La semana pasada fui a ver El Etnógrafo, un documental sobre John Palmer, antropólogo inglés que hace treinta años llegó a Salta para estudiar las costumbres del pueblo wichi. En el camino se enamoró de una aborigen, tuvo cinco hijos con ella y hoy, etnografía aparte, trabaja con los wichis en la defensa de sus tierras y sus derechos.
La película se mete en la vegetación densa del chaco salteño, transita el calor húmedo, las preocupaciones y la lucha de una etnia olvidada, y se planta en la intimidad de esta pareja que evalúa en la cocina, frente a un café negro, el nombre que le pondrá a su último hijo.

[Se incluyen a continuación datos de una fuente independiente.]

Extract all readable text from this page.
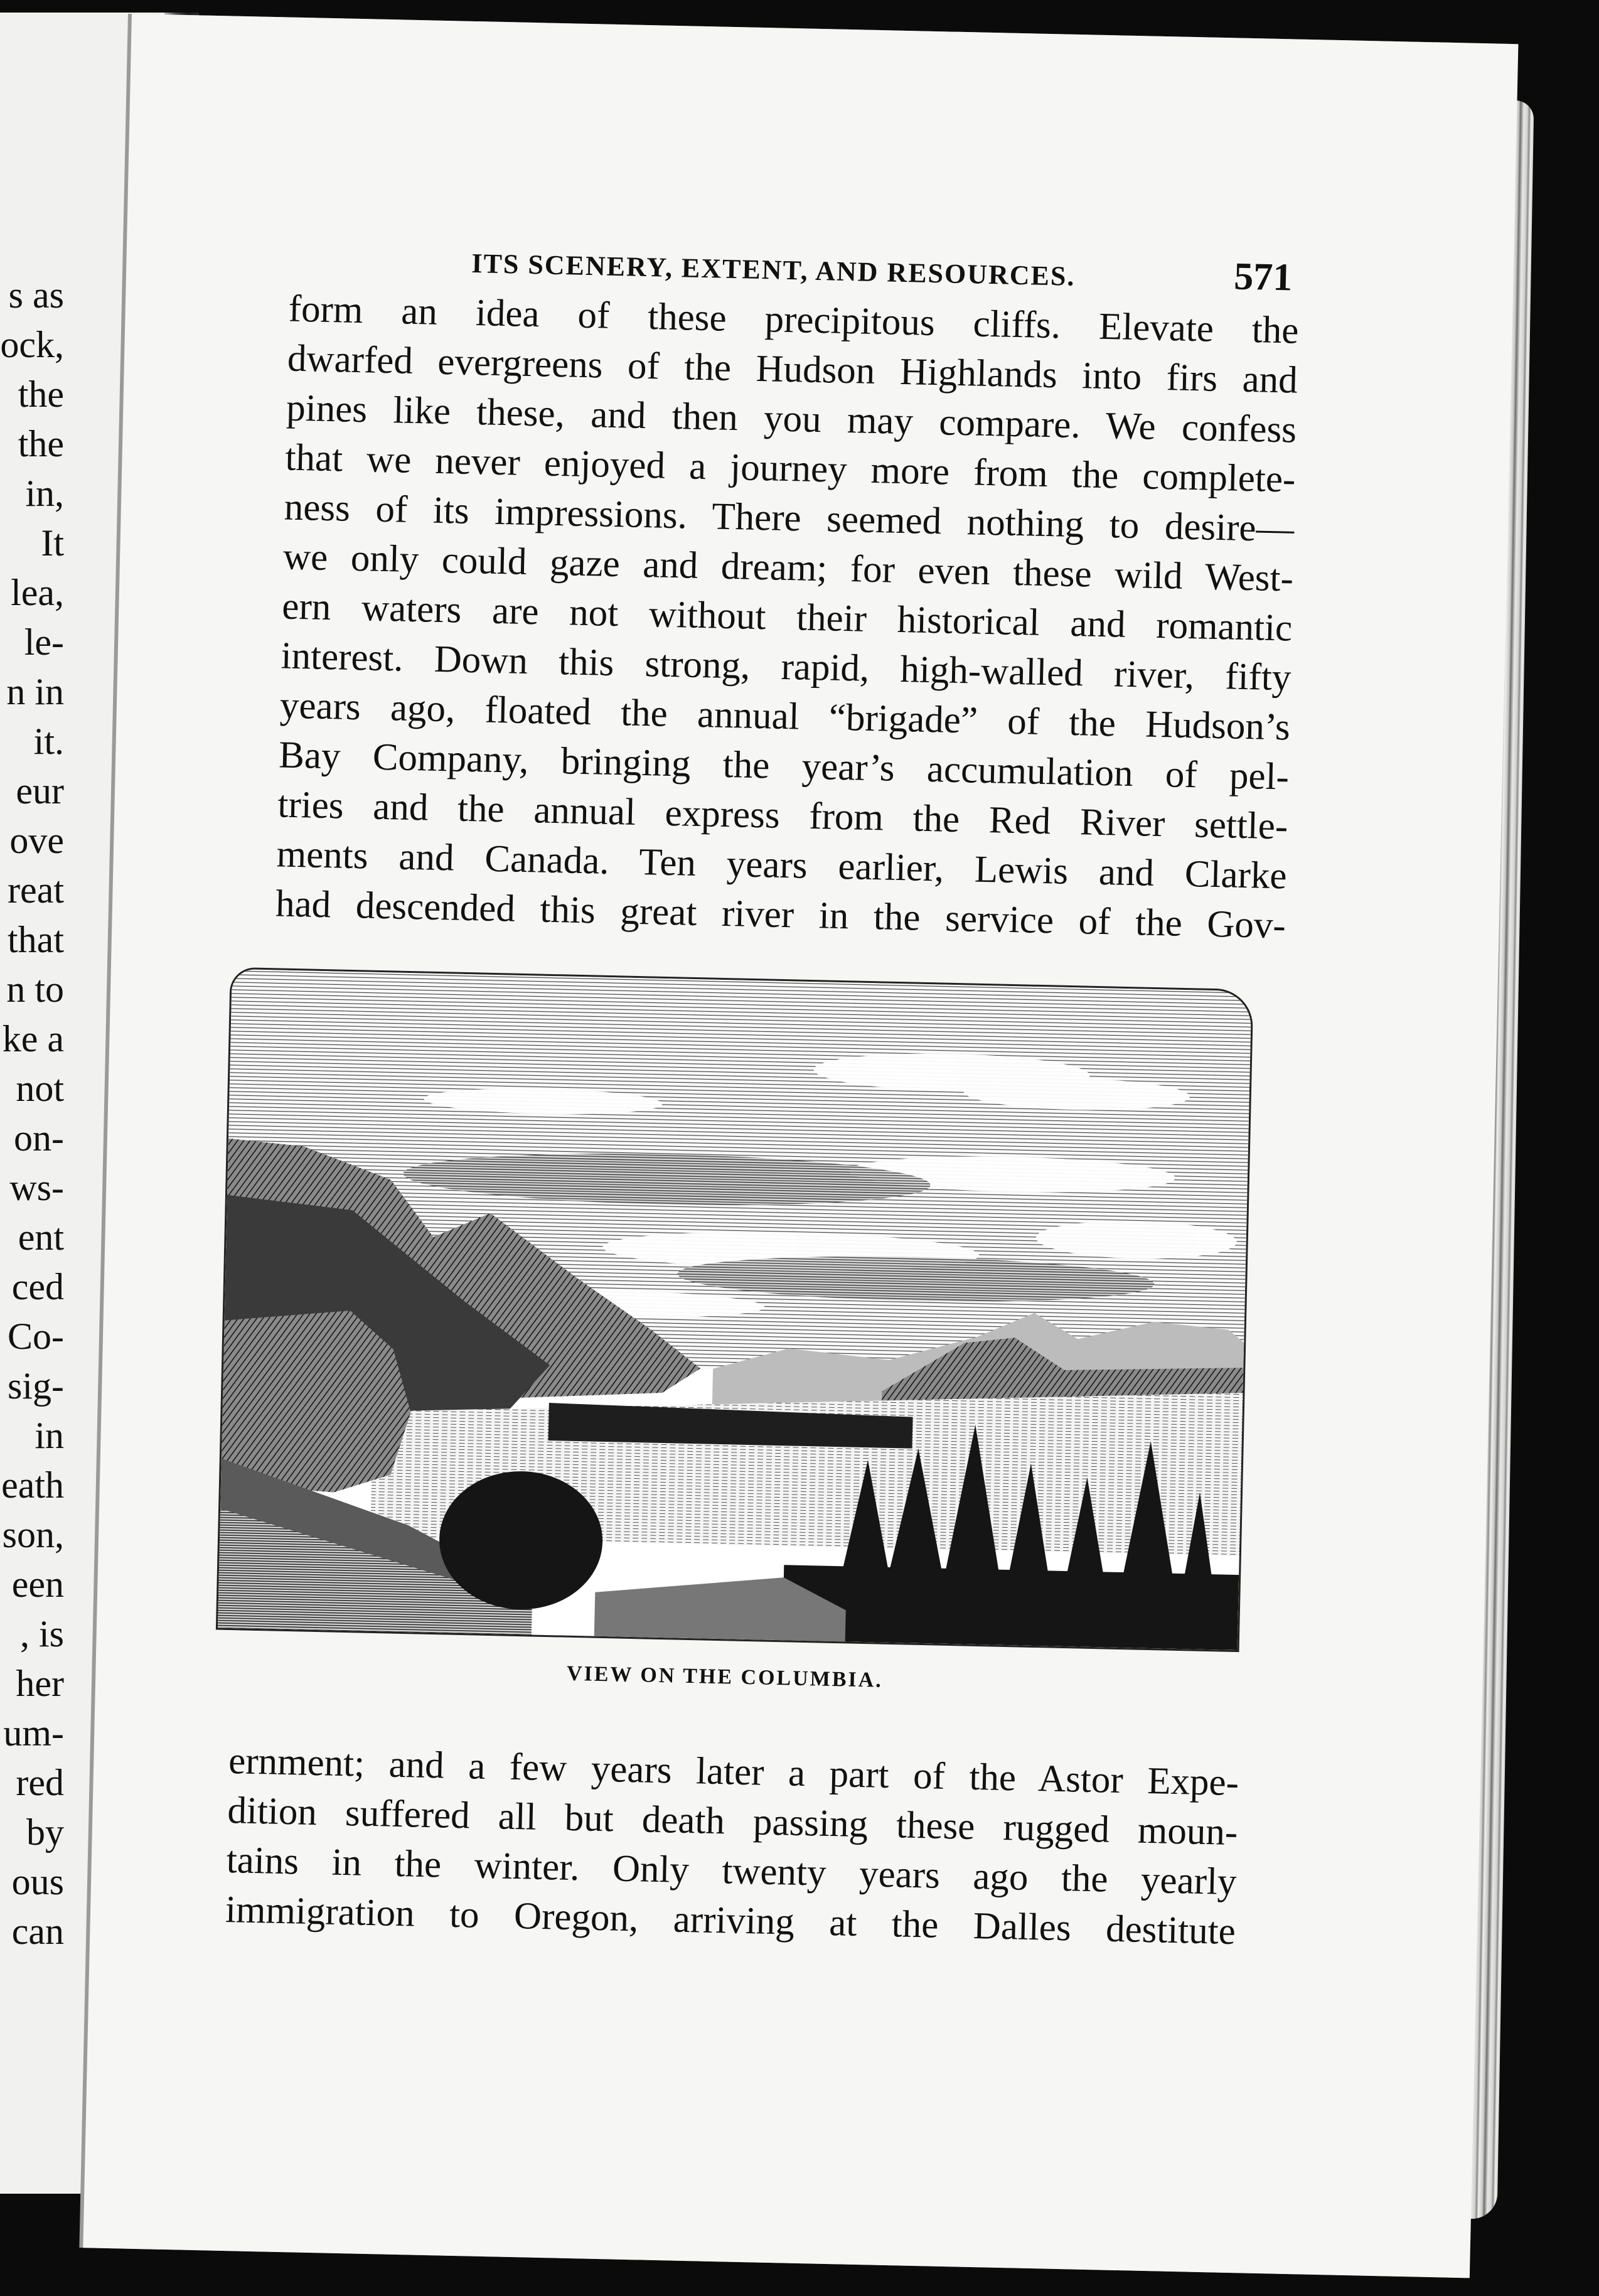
s as
ock,
the
the
in,
It
lea,
le-
n in
it.
eur
ove
reat
that
n to
ke a
not
on-
ws-
ent
ced
Co-
sig-
in
eath
son,
een
, is
her
um-
red
by
ous
can
ITS SCENERY, EXTENT, AND RESOURCES.	571
form an idea of these precipitous cliffs. Elevate the
dwarfed evergreens of the Hudson Highlands into firs and
pines like these, and then you may compare. We confess
that we never enjoyed a journey more from the complete-
ness of its impressions. There seemed nothing to desire—
we only could gaze and dream; for even these wild West-
ern waters are not without their historical and romantic
interest. Down this strong, rapid, high-walled river, fifty
years ago, floated the annual “brigade” of the Hudson’s
Bay Company, bringing the year’s accumulation of pel-
tries and the annual express from the Red River settle-
ments and Canada. Ten years earlier, Lewis and Clarke
had descended this great river in the service of the Gov-
VIEW ON THE COLUMBIA.
ernment; and a few years later a part of the Astor Expe-
dition suffered all but death passing these rugged moun-
tains in the winter. Only twenty years ago the yearly
immigration to Oregon, arriving at the Dalles destitute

Cuando salí del cine pensé en lo caprichoso de las fronteras, en qué lejos queda Londres de Salta. Y en el amor. ¿Qué pasa cuando el amor te sorprende en el camino? En años de viajes encontré gente que decidió cambiar de vida y de residencia por razones económicas, de estudio, místicas. Por amor. Supe de un italiano que se enamoró de una argentina, una chilena de un irlandés, una española de un japonés, un inglés de un brasileño. En el amor como en el viaje, el riesgo es alto y los seguros no alcanzan. Después de animarse al cambio y atravesar la distancia, todos ellos superaron diferencias culturales.
La historia del antropólogo y su mujer wichi me recordó la de Manuel Pardo y Cécile Domens, dos casos en los que las diferencias parecen abismos. Pero ahí están, en el Norte y en el Sur como hitos del poder del amor.
Cuando una historia es buena anda sola, la lleva la gente, la radio, el viento. ¿Fuiste a la estancia del amor? me preguntaron en una parada de la Ruta 40. Viajaba por la Patagonia áspera, en el norte de Santa Cruz.
Porque me gustan las historias de amor escuché la de Manuel y Cécile con atención. Primero me la contaron otros. Más tarde, la supe por ellos.
Manuel es un gaucho fuerte. Cincuentilargos, soltero, pocos dientes y muchos inviernos en el pellejo. Peón de estancia, jinete, cazador de pumas. Dicen que era un hombre de pocas pulgas, capaz de sacar un cuchillo en una pelea. No podría afirmarlo. Lo vi usar el cuchillo, pero para cortar milanesas porque Cécile no cocina.

Cécile Domens es francesa, anda cerca de los cuarenta, tiene sonrisa de niña. Fotógrafa, chica independiente, viajera. A los 23 se fue con una amiga a Mongolia. En una feria compraron dos caballos y así recorrieron las estepas más altas de la tierra. En Francia coordina viajes de fotógrafos aficionados. Haciendo un scouting de lugares para el próximo viaje llegó un día a una estancia de Santa Cruz. Sin perder tiempo se fue a conocer el campo a caballo con el gaucho que le asignaron: Manuel Pardo.
Él sin pasaporte y ella con varios llenos de sellos. A los cuatro días estaban juntos y al año siguiente había nacido Laure, una nena preciosa, salvaje, patagónica. Ella le dice Laure y él la Laura.
Manuel no se fue a París y Cécile no se vino completamente a la Patagonia áspera, pero siguen juntos. Ella regresó a Francia con Laure y trabaja allá entre seis y siete meses. El resto del año, durante el verano, viene a la Patagonia y vive con Manuel. Los meses que se queda en el campo recibe grupos de fotógrafos o escribe libros de fotografía.
Primero supe esta historia por otros, después me la contaron ellos, entre mates y bizcochos en una cocina pintada de celeste. Yo anotaba en la libreta y miraba para abajo porque todos teníamos pudor, de preguntar y de contar. Pero en un momento inesperado levanté la cabeza. Justo cuando se miraban con una cara chispeante de deseo, que parecía decir vas a ver cuando te agarre…
En su último libro, Elogio del amor, el filósofo francés Alain Badiou enfatiza el valor de la diferencia. “[…] El amor es verdaderamente confiar en la casualidad. Nos lleva a los parajes de una experiencia fundamental como es la diferencia y, en el fondo, a la idea de que el mundo puede experimentarse desde el punto de vista de la diferencia”.
Un segundo fue suficiente para ver que la historia de amor de Cécile y Manuel estaba viva y era posible. De las otras, de amores imposibles y corazones rotos, tendrán más información los que responden las miles de cartas que llegan cada año a la Casa de Julieta Capuleto, en Verona. Para escuchar esas historias, pañuelos descartables y un buen disco de fondo. Como The Juliete Letters, de Elvis Costello.
Esta columna se publicó esta semana en el diario La Tercera, de Chile.